C'était en 2000. Mais M. Dabiré
reconnaît que pendant plus de vingt-quatre mois la mobilisation
des Burkinabé n'a pas été à la hauteur des
ambitions et «que même
l'administration n'avait
pas une connaissance claire» du dossier. Dans la revue de
A priori, ces
partenaires ne manquent pourtant pas au Faso. Ce pays est même
une terre de Cocagne pour une multitude d'Ong
et un tissu associatif épais et étendu que couvre la quasi-totalité
du territoire. Mais cette société civile prolifique est
aussi divisée, éclatée en une constellation de
petites structures sans moyens. Selon Claude Bationno,
consultant, s’il y a un retard dans l'action commune entre pouvoirs
publics et société civile, lors du lancement du Cslp, cela tient d'abord «à la trop grande atomisation des Ong
et associations burkinabés». «Rien que pour
savoir à qui s'adresser, à qui envoyer un courrier, l'État
a du mal à se repérer», explique-t-il. Il est
vrai qu'il existe 14 000 associations et Ong
au Burkina Faso, soit une pour 800 habitants.

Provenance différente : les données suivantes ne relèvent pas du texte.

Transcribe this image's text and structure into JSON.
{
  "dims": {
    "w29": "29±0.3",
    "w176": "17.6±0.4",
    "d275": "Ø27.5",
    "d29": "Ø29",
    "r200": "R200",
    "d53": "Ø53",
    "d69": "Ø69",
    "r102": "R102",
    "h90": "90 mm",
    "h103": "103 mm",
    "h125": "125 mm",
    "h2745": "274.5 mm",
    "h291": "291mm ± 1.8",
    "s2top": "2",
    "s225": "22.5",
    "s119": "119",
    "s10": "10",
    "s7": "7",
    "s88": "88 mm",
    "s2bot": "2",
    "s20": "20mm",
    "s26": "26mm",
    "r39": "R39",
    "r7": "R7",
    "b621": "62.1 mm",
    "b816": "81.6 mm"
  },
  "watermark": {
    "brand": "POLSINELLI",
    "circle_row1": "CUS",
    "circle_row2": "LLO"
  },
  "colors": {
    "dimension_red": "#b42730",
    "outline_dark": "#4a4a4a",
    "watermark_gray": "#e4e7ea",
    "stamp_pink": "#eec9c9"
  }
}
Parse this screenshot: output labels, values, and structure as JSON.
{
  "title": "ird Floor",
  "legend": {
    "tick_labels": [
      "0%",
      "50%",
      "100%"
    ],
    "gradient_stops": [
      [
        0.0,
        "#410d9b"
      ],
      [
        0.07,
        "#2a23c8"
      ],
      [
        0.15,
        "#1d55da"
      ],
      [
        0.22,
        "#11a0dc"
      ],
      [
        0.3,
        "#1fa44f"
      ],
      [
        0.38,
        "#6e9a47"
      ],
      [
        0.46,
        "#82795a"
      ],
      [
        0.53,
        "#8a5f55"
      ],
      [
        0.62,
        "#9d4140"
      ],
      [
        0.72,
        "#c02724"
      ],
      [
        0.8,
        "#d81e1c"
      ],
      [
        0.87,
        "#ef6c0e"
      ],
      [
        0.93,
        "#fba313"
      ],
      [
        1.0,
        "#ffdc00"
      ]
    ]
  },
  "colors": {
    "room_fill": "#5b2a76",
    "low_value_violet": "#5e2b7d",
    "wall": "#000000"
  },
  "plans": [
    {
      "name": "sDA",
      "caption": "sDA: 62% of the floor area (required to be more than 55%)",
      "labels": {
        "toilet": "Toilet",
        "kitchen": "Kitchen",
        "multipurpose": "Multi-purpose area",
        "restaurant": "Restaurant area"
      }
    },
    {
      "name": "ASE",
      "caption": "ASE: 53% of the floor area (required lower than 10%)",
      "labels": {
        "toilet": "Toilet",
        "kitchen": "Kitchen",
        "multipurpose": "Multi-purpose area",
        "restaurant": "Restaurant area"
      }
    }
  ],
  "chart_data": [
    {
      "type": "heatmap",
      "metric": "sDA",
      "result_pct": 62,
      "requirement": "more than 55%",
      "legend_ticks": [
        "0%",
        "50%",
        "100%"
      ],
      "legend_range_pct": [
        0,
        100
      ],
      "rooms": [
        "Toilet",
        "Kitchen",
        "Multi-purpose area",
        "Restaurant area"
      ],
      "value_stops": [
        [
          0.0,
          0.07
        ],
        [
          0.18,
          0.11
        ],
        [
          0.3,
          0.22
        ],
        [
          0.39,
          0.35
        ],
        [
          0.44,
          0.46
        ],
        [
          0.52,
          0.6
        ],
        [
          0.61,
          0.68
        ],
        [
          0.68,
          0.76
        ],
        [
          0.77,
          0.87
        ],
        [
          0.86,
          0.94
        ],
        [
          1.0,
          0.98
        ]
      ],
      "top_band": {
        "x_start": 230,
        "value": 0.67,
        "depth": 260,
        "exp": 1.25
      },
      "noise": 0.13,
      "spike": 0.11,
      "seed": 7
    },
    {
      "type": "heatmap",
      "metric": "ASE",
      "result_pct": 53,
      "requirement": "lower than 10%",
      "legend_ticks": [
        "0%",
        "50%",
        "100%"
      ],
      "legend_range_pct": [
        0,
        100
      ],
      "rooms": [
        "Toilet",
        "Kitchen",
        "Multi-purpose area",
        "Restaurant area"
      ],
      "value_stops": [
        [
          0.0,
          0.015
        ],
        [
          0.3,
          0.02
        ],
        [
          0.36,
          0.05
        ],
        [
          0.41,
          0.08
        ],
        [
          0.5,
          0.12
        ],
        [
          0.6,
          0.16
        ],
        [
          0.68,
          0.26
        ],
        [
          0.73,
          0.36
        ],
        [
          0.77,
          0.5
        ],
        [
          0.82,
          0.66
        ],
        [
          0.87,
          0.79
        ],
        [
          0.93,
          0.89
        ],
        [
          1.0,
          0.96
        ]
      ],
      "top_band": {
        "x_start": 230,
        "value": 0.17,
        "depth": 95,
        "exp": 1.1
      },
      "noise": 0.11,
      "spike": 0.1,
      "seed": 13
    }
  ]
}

Rien qu'entre janvier
et avril 2004, quarante et une demandes nouvelles de création
d'associations sont arrivées sur les bureaux de l'administration
territoriale. L'État
aurait donc eu du mal à trouver des partenaires représentatifs
et solides dans cette nébuleuse de petits groupements qui fonctionnent
souvent en circuit quasi fermé. Avec leurs codes, leur spécialités,
leurs réseaux. Et parfois même leur part de malhonnêteté
: un pourcentage de moins en moins négligeable d'Ong
burkinabé ne sont créées que dans un seul but :
récolter des fonds. Toutefois, il existe au Faso une dizaine
d'unions d'Ong, au nombre d'une dizaine. Le
Secrétariat permanent des organisations non gouvernementales
(Spong) reste le plus important et le plus influent de ces
regroupements, fédérant plus de quatre-vingt dix organisations
importantes. La présidente
du Spong ne partage pas l'analyse de Claude
Bationno. «Pendant un long moment, les pouvoirs publics nous ont oubliés.
Tout simplement», se
plaint Clémentine Ouédraogo.
Elle raconte deux ans et demi de batailles, parfois tendues, entre son
organisation et l'État «qui
traînait des pieds» pour accepter le Spong
à la table des débats sur le Cslp.
«Une fois, un ministre nous a dit que
nous n'avions pas le droit à la parole», se souvient-elle.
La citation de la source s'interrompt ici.